Opposition in Aserbaidschan: Folter für unabhängige Journalisten

Kritische Medienmacher sind in dem Land seit Monaten Repressionen ausgesetzt. Linientreue Berichterstatter werden belohnt.

Der aserbaidschanische Präsident Ilham Alijew

Schräg drauf: Ilham Alijew Foto: imago/Photothek

BERLIN taz | Drei Jahre und drei Monate Haft: So lautet das Urteil gegen den aserbaidschanischen Oppositionellen Faiq Amirli. Ein Gericht in der Hauptstadt Baku befand ihn am Montag für schuldig, mit seinen Aktivitäten religiösen Hass geschürt, die nationale Würde sowie die Rechte anderer Bürger aus religiösen Motiven verletzt zu haben. Überdies wurde ihm Steuerhinterziehung zur Last gelegt.

Amirli, der auch Geschäftsführer der oppositionellen Zeitung Azadliq ist, war am 20. August vergangenen Jahres festgenommen worden. Angeblich hatte die Polizei bei einer Kontrolle in Amirlis Auto Bücher des islamischen Geistlichen Fetullah Gülen gefunden. Gülen, dessen Bewegung in der Türkei als Terrororganisation (FETÖ) gelistet ist, wird von Ankara beschuldigt, für den Putschversuch im Juli 2016 verantwortlich zu sein.

Die Anwälte Amirlis, der gesundheitlich stark angeschlagen ist und nicht ausreichend medizinisch versorgt wird, bezeichneten das Urteil als „absurd“. Sie kündigten Berufung an.

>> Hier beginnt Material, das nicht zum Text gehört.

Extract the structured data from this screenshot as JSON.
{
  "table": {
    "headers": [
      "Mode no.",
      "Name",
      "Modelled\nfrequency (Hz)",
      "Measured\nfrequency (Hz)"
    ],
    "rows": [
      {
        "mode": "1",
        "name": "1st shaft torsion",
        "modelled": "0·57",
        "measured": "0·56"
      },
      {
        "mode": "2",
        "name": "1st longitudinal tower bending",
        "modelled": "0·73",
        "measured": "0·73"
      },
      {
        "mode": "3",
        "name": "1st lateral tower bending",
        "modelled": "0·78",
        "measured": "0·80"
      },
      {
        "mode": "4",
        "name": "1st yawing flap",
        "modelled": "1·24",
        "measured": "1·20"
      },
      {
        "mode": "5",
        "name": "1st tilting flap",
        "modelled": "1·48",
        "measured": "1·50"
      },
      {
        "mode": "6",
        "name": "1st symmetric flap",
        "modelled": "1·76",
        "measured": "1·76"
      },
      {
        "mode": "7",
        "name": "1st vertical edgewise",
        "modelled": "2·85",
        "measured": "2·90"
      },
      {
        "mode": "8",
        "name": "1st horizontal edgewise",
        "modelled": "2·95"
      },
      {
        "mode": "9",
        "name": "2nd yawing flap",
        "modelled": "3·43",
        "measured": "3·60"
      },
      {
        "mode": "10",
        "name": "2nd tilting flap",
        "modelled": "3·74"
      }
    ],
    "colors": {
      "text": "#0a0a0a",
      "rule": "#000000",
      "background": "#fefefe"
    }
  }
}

Johann Bihr, Chef der Sektion für Osteuropa und Zentralasien bei Reporter ohne Grenzen (ROG) sagte: „Indem die aserbaidschanischen Behörden sich die Jagd auf Gülenisten des türkischen Präsidenten Tayyip Erdogan als Leitmotiv zu eigen machen, haben sie einen guten Vorwand gefunden, um massiv gegen ihre Kritiker vorzugehen.“

In der Tat sind der seit 2003 regierende aserbaidschanische Präsident Ilham Alijew und sein korrupter Klan im Umgang mit ihren Gegnern nicht zimperlich. Dabei waren im Frühjahr 2016 noch mehrere politische Gefangene freigekommen. Das hatte Hoffnungen genährt, dass sich das autoritäre Regime zumindest ein wenig öffnen würde.

Drogen unterschieben

Ein Trugschluss, wie sich jetzt zeigt. Besonders Journalisten sind in den vergangenen Monaten wieder einmal verstärkt Repressalien ausgesetzt. Dabei ist es eine gängige Methode, unbequemen Medienmachern Drogen unterzuschieben.

So wurde unlängst der russisch-israelische Blogger Alexander Lapschin, den Weißrussland an Aserbaidschan ausgeliefert hatte, zu einer dreijährigen Haftstrafe verurteilt.

Angeblich soll er illegal nach Bergkarabach gereist sein und sich dort für die Unabhängigkeit der zwischen Aserbaidschan und Armenien umstrittenen Enklave ausgesprochen haben.

Im vergangenen Mai wurde der aserbaidschanische Investigativreporter Afgan Mukhtarli, der 2014 in Georgien Zuflucht gesucht hatte, unter bislang ungeklärten Umständen zur Mittagszeit in Tiflis gekidnappt und nach Baku verschleppt. Derzeit sitzt er dort in Haft. Mukhtarli wird des Schmuggels und illegalen Grenzübertritts beschuldigt.

Zwei Jahre Berufsverbot

Am 14. Juni 2016 wurde der Leiter des Zentrum für investigativen Journalismus (JAM) und Betreiber der Webseite Jam.az, Fikret Faramazoglu, wegen Erpressung zu sieben Jahren Haft plus einem anschließenden zweijährigen Berufsverbot verurteilt.

Kurz vor seiner Festnahme hatte er auf seiner Seite berichtet, dass die Polizei bei Fällen illegaler Prostitution nicht eingeschritten sei. Laut Angaben seiner Frau und seines Anwalts sei Faramazoglu in der Haft gefoltert worden.

Folter sei für unabhängige Journalisten in Aserbaidschan zur Norm geworden. Dieses sei bezeichnend für den Wunsch der Regierung, Kritikern den ultimativen Schlag zu versetzen, heißt es in einem Bericht von ROG.

Immerhin: Es geht in Aserbaidschan gar nicht allen Journalisten schlecht. Diejenigen, die „patriotisch“ und linientreu berichten, kommen, so das Internetportal eurasianet, in den Genuss einer von 255 von der Regierung bereitgestellten Wohnungen. Natürlich mit schnellem Internetzugang.